Example: Let $T(x)=Ax$, where $A$ is

$\begin{bmatrix} 1 & 2 & 0 & 2 \\ -2 & -4 & 1 & -3 \\ 1 & 2 & 2 & 4 \end{bmatrix}$

and has reduce echelon form $B$ given by

$\begin{bmatrix} 1 & 2 & 0 & 2 \\ 0 & 0 & 1 & 1 \\ 0 & 0 & 0 & 0 \end{bmatrix}$

• What is the range of $T$?

• What is the kernel of $T$?

• What is the row space of $A$?

• What is the rank of $A$?

• What is the nullity of $A$?

• Write the columns corresponding the free variables as a linear combination of the pivot columns.

• What is the general solution to $Ax=0$?

• What is the general solution to $Ax=[2-3,4]^t$?
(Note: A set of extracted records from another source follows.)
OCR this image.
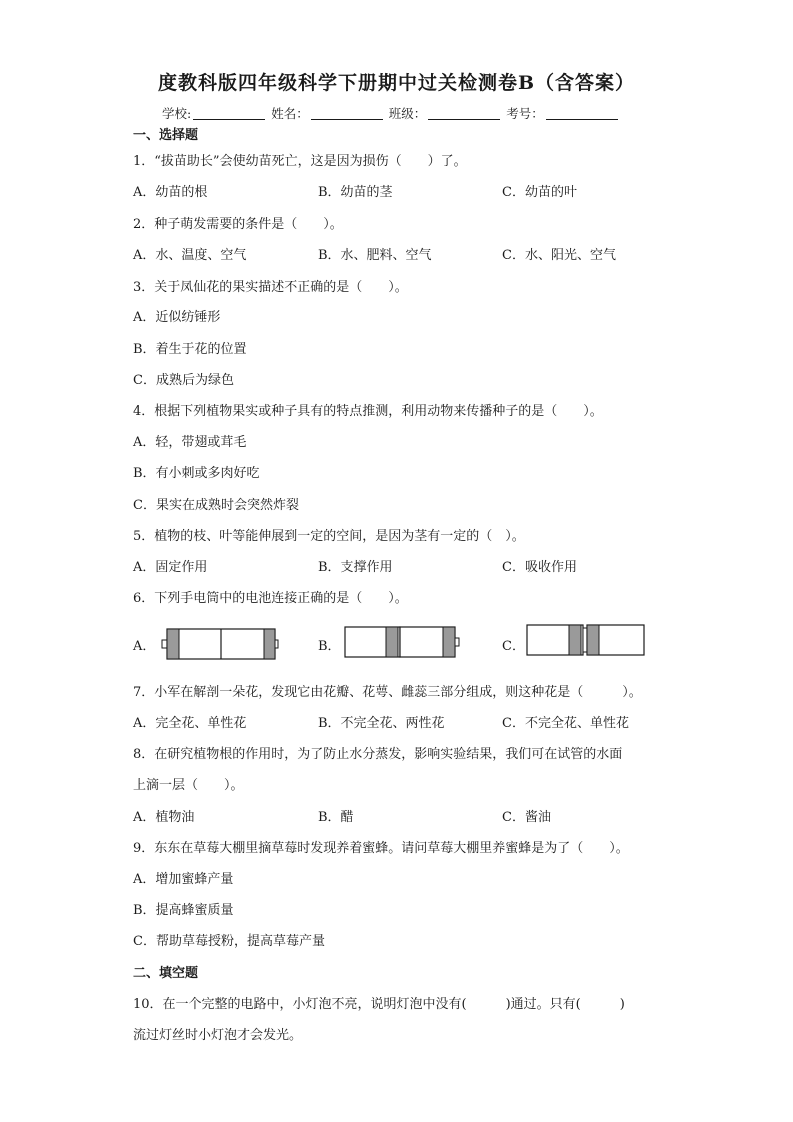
度教科版四年级科学下册期中过关检测卷B（含答案）
学校:	姓名：	班级：	考号：
一、选择题
1．“拔苗助长”会使幼苗死亡，这是因为损伤（　　）了。
A．幼苗的根	B．幼苗的茎	C．幼苗的叶
2．种子萌发需要的条件是（　　）。
A．水、温度、空气	B．水、肥料、空气	C．水、阳光、空气
3．关于凤仙花的果实描述不正确的是（　　）。
A．近似纺锤形
B．着生于花的位置
C．成熟后为绿色
4．根据下列植物果实或种子具有的特点推测，利用动物来传播种子的是（　　）。
A．轻，带翅或茸毛
B．有小刺或多肉好吃
C．果实在成熟时会突然炸裂
5．植物的枝、叶等能伸展到一定的空间，是因为茎有一定的（　）。
A．固定作用	B．支撑作用	C．吸收作用
6．下列手电筒中的电池连接正确的是（　　）。
A．	B．	C．
7．小军在解剖一朵花，发现它由花瓣、花萼、雌蕊三部分组成，则这种花是（　　　）。
A．完全花、单性花	B．不完全花、两性花	C．不完全花、单性花
8．在研究植物根的作用时，为了防止水分蒸发，影响实验结果，我们可在试管的水面
上滴一层（　　）。
A．植物油	B．醋	C．酱油
9．东东在草莓大棚里摘草莓时发现养着蜜蜂。请问草莓大棚里养蜜蜂是为了（　　）。
A．增加蜜蜂产量
B．提高蜂蜜质量
C．帮助草莓授粉，提高草莓产量
二、填空题
10．在一个完整的电路中，小灯泡不亮，说明灯泡中没有(　　　)通过。只有(　　　)
流过灯丝时小灯泡才会发光。
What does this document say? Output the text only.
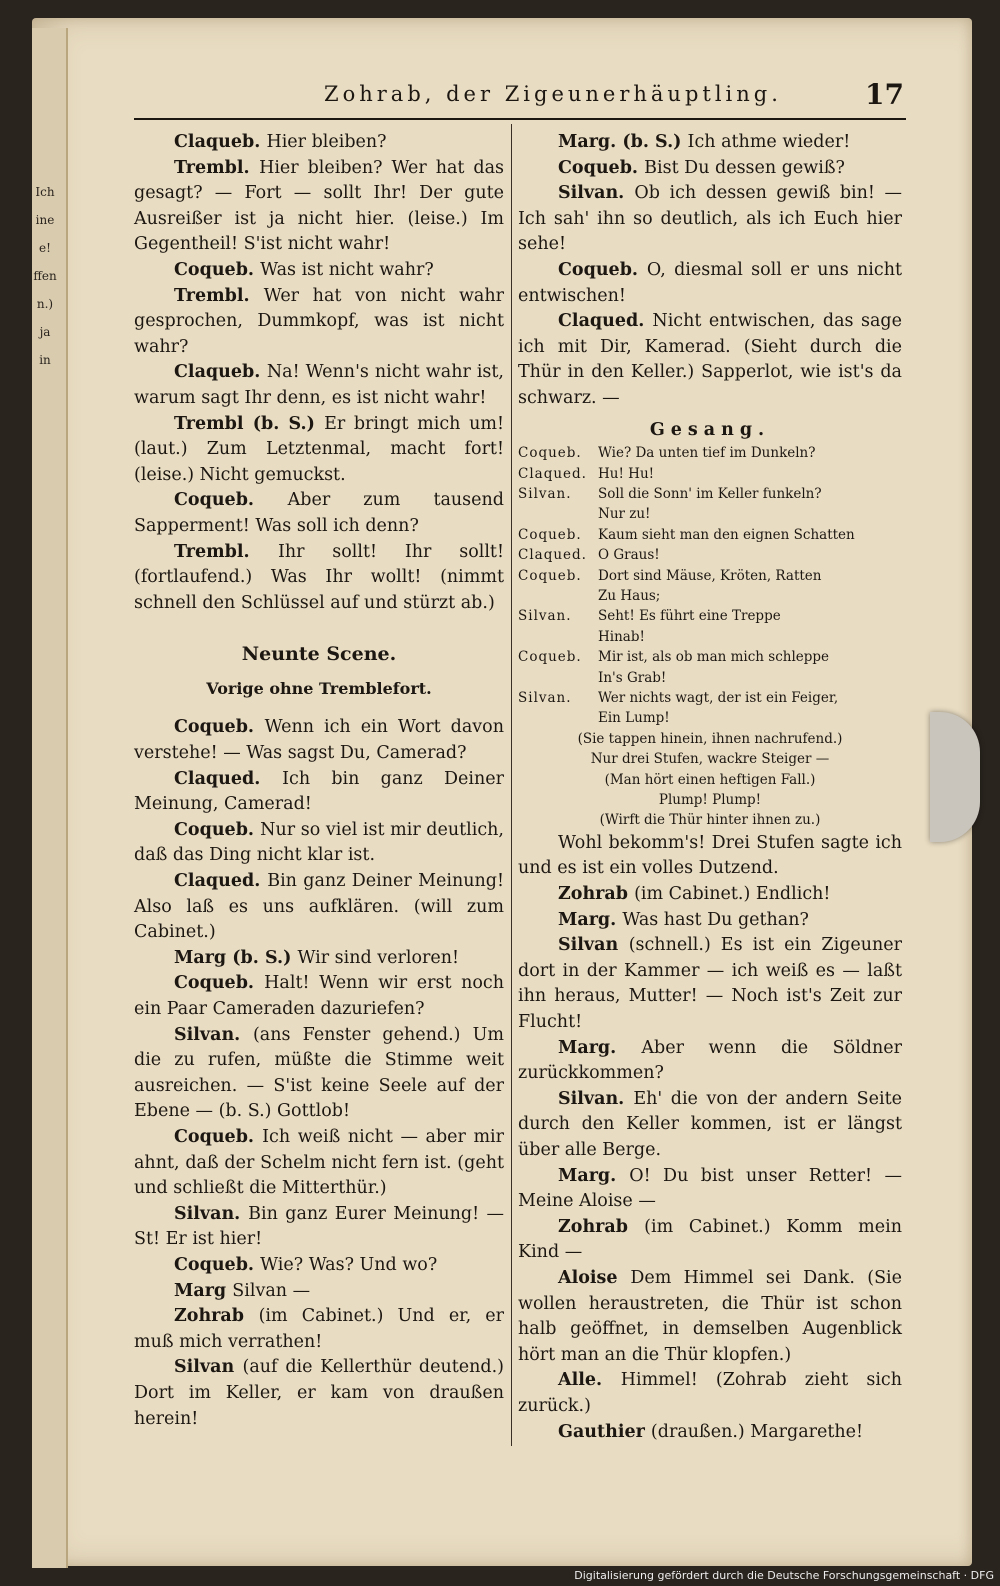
Ich
ine
e!
ffen
n.)
ja
in
Zohrab, der Zigeunerhäuptling.	17

Claqueb. Hier bleiben?

Trembl. Hier bleiben? Wer hat das gesagt? — Fort — sollt Ihr! Der gute Ausreißer ist ja nicht hier. (leise.) Im Gegentheil! S'ist nicht wahr!

Coqueb. Was ist nicht wahr?

Trembl. Wer hat von nicht wahr gesprochen, Dummkopf, was ist nicht wahr?

Claqueb. Na! Wenn's nicht wahr ist, warum sagt Ihr denn, es ist nicht wahr!

Trembl (b. S.) Er bringt mich um! (laut.) Zum Letztenmal, macht fort! (leise.) Nicht gemuckst.

Coqueb. Aber zum tausend Sapperment! Was soll ich denn?

Trembl. Ihr sollt! Ihr sollt! (fortlaufend.) Was Ihr wollt! (nimmt schnell den Schlüssel auf und stürzt ab.)

Neunte Scene.
Vorige ohne Tremblefort.

Coqueb. Wenn ich ein Wort davon verstehe! — Was sagst Du, Camerad?

Claqued. Ich bin ganz Deiner Meinung, Camerad!

Coqueb. Nur so viel ist mir deutlich, daß das Ding nicht klar ist.

Claqued. Bin ganz Deiner Meinung! Also laß es uns aufklären. (will zum Cabinet.)

Marg (b. S.) Wir sind verloren!

Coqueb. Halt! Wenn wir erst noch ein Paar Cameraden dazuriefen?

Silvan. (ans Fenster gehend.) Um die zu rufen, müßte die Stimme weit ausreichen. — S'ist keine Seele auf der Ebene — (b. S.) Gottlob!

Coqueb. Ich weiß nicht — aber mir ahnt, daß der Schelm nicht fern ist. (geht und schließt die Mitterthür.)

Silvan. Bin ganz Eurer Meinung! — St! Er ist hier!

Coqueb. Wie? Was? Und wo?

Marg Silvan —

Zohrab (im Cabinet.) Und er, er muß mich verrathen!

Silvan (auf die Kellerthür deutend.) Dort im Keller, er kam von draußen herein!

Marg. (b. S.) Ich athme wieder!

Coqueb. Bist Du dessen gewiß?

Silvan. Ob ich dessen gewiß bin! — Ich sah' ihn so deutlich, als ich Euch hier sehe!

Coqueb. O, diesmal soll er uns nicht entwischen!

Claqued. Nicht entwischen, das sage ich mit Dir, Kamerad. (Sieht durch die Thür in den Keller.) Sapperlot, wie ist's da schwarz. —

Gesang.
Coqueb.	Wie? Da unten tief im Dunkeln?
Claqued. Hu! Hu!
Silvan.	Soll die Sonn' im Keller funkeln?
Nur zu!
Coqueb.	Kaum sieht man den eignen Schatten
Claqued. O Graus!
Coqueb.	Dort sind Mäuse, Kröten, Ratten
Zu Haus;
Silvan.	Seht! Es führt eine Treppe
Hinab!
Coqueb.	Mir ist, als ob man mich schleppe
In's Grab!
Silvan.	Wer nichts wagt, der ist ein Feiger,
Ein Lump!
(Sie tappen hinein, ihnen nachrufend.)
Nur drei Stufen, wackre Steiger —
(Man hört einen heftigen Fall.)
Plump! Plump!
(Wirft die Thür hinter ihnen zu.)

Wohl bekomm's! Drei Stufen sagte ich und es ist ein volles Dutzend.

Zohrab (im Cabinet.) Endlich!

Marg. Was hast Du gethan?

Silvan (schnell.) Es ist ein Zigeuner dort in der Kammer — ich weiß es — laßt ihn heraus, Mutter! — Noch ist's Zeit zur Flucht!

Marg. Aber wenn die Söldner zurückkommen?

Silvan. Eh' die von der andern Seite durch den Keller kommen, ist er längst über alle Berge.

Marg. O! Du bist unser Retter! — Meine Aloise —

Zohrab (im Cabinet.) Komm mein Kind —

Aloise Dem Himmel sei Dank. (Sie wollen heraustreten, die Thür ist schon halb geöffnet, in demselben Augenblick hört man an die Thür klopfen.)

Alle. Himmel! (Zohrab zieht sich zurück.)

Gauthier (draußen.) Margarethe!

Digitalisierung gefördert durch die Deutsche Forschungsgemeinschaft · DFG
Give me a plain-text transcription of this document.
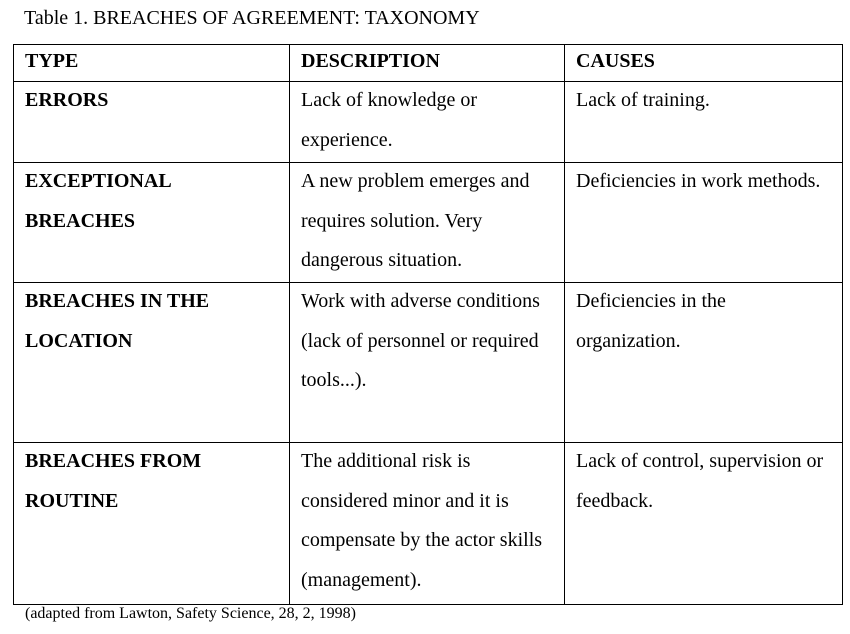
Table 1. BREACHES OF AGREEMENT: TAXONOMY
TYPE	DESCRIPTION	CAUSES

ERRORS	Lack of knowledge or experience.	Lack of training.

EXCEPTIONAL BREACHES	A new problem emerges and requires solution. Very dangerous situation.	Deficiencies in work methods.

BREACHES IN THE LOCATION	Work with adverse conditions (lack of personnel or required tools...).	Deficiencies in the organization.

BREACHES FROM ROUTINE	The additional risk is considered minor and it is compensate by the actor skills (management).	Lack of control, supervision or feedback.
(adapted from Lawton, Safety Science, 28, 2, 1998)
• What is a vector not in the range of $T$?

Example: Answer all the same questions as above but for an invertible transform.

Example: Give an example of a linear transform $T:\mathbb{R}^3 \to \mathbb{R}^2$ such that $T(1,1,0)=(1,0)$ and $T(0,1,2)=(1,2)$.

• What is the smallest possible rank such an example could be?

• What is the largest possible rank such an example could be?

• What is the smallest possible nullity such an example could be?

• What is the largest possible nullity such an example could be?